Federal and state authorities are being urged to do more to help families in Connecticut who struggle to afford utility bills.
Operation Fuel, the agency which provides assistance to households in need, says the affordability gap in the state actually decreased slightly this year, but it still leaves many people in crisis.
According to their latest analysis, 322,000 households in the state fall short of meeting their annual energy bills by an average of $1,241.
Roger Colton, who wrote the report on the affordability gap, said he would like to see the state force utility companies to introduce a low-income program. Families in need would have their bills capped at a percentage of their income, and the balance would be collected from other rate payers.

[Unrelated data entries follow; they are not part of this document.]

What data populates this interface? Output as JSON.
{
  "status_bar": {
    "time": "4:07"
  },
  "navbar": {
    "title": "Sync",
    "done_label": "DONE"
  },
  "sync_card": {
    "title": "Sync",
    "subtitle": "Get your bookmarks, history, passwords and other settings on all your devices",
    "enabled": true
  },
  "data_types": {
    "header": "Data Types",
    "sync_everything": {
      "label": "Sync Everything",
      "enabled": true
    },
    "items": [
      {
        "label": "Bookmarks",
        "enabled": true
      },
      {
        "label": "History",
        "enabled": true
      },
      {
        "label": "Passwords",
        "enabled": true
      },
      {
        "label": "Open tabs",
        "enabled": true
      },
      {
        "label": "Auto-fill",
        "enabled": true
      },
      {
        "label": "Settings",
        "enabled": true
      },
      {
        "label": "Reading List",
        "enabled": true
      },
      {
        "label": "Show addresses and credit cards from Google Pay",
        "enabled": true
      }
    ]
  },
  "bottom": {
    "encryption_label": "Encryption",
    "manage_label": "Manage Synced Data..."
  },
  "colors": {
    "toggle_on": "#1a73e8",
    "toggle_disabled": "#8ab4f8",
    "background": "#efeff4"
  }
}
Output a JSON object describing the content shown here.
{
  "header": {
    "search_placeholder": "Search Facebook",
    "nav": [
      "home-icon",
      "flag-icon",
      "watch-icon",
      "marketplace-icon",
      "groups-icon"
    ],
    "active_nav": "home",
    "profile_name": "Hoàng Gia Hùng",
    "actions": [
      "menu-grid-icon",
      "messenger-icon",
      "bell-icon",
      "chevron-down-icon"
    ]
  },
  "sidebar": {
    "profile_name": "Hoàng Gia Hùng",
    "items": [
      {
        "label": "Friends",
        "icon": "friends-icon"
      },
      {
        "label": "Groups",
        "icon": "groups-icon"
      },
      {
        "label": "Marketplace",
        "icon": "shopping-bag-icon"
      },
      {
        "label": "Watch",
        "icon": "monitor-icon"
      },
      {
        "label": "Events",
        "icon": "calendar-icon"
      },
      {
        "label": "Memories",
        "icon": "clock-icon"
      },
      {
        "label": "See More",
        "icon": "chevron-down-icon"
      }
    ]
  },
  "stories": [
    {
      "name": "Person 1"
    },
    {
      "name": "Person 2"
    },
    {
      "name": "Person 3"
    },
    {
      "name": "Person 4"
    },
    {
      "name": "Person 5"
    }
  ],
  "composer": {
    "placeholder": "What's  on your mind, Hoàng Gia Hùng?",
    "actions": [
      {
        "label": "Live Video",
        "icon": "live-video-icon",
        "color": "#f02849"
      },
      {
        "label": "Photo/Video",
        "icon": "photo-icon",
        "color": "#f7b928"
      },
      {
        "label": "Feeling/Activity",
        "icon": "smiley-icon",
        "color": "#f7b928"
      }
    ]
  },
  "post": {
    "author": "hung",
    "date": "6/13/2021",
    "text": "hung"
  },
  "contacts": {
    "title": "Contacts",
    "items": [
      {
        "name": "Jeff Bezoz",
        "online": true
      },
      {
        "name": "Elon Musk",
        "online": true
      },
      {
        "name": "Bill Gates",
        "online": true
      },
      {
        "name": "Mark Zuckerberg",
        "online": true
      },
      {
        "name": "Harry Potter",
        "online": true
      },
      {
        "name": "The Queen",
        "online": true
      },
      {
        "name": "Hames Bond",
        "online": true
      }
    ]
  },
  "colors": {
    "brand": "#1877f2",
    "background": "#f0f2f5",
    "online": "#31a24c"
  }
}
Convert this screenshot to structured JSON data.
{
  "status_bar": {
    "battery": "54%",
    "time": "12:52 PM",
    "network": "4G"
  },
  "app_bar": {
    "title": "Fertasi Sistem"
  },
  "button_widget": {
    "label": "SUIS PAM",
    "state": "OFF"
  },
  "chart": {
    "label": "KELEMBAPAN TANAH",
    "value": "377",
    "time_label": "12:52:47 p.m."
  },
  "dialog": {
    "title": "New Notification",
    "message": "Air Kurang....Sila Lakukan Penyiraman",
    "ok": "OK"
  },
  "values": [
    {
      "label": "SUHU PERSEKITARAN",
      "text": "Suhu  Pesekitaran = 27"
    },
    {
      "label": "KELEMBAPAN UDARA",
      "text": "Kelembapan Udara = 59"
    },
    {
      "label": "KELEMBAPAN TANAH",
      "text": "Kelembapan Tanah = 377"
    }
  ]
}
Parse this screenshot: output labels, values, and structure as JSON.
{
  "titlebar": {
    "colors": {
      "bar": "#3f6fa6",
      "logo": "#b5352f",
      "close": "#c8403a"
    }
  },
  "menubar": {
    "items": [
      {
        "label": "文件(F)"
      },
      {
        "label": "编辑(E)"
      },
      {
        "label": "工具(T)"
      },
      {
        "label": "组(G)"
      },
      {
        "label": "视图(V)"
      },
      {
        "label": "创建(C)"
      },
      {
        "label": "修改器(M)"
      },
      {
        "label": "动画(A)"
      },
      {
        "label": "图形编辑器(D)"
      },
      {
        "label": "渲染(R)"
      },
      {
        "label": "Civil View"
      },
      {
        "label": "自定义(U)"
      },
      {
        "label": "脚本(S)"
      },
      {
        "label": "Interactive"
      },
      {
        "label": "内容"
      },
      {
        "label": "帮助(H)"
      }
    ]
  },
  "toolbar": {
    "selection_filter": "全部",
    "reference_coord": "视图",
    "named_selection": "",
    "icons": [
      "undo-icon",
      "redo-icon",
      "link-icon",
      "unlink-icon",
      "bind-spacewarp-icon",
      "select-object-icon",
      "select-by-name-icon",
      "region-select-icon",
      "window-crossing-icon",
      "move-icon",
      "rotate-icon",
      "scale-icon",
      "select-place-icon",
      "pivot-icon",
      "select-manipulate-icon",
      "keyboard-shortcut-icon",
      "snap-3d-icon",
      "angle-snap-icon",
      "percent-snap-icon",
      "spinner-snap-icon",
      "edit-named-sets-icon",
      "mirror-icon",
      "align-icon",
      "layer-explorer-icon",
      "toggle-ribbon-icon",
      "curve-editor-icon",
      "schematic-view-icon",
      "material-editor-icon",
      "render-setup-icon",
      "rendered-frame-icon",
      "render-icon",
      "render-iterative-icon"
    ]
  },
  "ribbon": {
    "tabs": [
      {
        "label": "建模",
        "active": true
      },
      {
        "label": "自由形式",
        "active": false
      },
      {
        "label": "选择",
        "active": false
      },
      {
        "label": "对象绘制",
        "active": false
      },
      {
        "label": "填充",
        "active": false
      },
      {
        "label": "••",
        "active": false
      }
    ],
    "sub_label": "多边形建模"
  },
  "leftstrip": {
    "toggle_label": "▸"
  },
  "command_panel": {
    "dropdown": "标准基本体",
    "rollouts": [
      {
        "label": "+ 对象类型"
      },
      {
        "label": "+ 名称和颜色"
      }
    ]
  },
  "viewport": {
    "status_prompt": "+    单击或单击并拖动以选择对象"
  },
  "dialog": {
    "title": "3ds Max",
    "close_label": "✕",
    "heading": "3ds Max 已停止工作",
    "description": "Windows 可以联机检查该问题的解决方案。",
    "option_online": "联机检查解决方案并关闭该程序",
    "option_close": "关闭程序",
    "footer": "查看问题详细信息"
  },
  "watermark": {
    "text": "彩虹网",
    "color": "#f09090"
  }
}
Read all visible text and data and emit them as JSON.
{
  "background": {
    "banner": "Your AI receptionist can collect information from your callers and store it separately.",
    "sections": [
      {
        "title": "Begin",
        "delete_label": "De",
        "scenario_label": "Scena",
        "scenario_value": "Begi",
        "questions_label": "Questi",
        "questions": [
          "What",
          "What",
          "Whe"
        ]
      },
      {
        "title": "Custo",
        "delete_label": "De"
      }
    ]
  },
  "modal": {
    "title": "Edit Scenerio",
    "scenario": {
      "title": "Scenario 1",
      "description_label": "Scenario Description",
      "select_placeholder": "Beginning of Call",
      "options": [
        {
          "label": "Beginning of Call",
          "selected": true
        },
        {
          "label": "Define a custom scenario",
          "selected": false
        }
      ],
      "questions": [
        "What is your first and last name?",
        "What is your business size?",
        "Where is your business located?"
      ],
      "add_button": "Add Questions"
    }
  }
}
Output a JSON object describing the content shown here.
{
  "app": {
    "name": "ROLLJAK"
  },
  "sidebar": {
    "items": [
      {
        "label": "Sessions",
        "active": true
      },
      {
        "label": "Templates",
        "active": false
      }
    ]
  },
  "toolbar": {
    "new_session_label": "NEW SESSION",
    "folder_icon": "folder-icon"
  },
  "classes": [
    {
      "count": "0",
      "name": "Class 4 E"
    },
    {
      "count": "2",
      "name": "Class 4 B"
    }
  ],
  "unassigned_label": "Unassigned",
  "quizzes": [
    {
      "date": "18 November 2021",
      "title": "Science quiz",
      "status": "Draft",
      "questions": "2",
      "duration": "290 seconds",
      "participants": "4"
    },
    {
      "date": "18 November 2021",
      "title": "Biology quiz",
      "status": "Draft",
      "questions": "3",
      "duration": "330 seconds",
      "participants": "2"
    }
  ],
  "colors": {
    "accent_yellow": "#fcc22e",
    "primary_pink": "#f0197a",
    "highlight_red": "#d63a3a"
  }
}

"What utilities have found is that they're actually better off having implemented a low-income program," he said, "because they end up collecting more money and spending less in the process of collection than had they simply billed the unaffordable amount in the first place."
He cited New Hampshire and Maine as nearby states where utilities are required to provide a low-income program.
Colton also issued an appeal to the federal government and the president-elect to maintain funding for the Low Income Home Energy Assistance Program, or LIHEAP.
"To reduce or eliminate LIHEAP would be to call for an incredible crisis in Connecticut and elsewhere," he warned.
Operation Fuel provided $3.18 million in energy assistance to 7,705 households last fiscal year.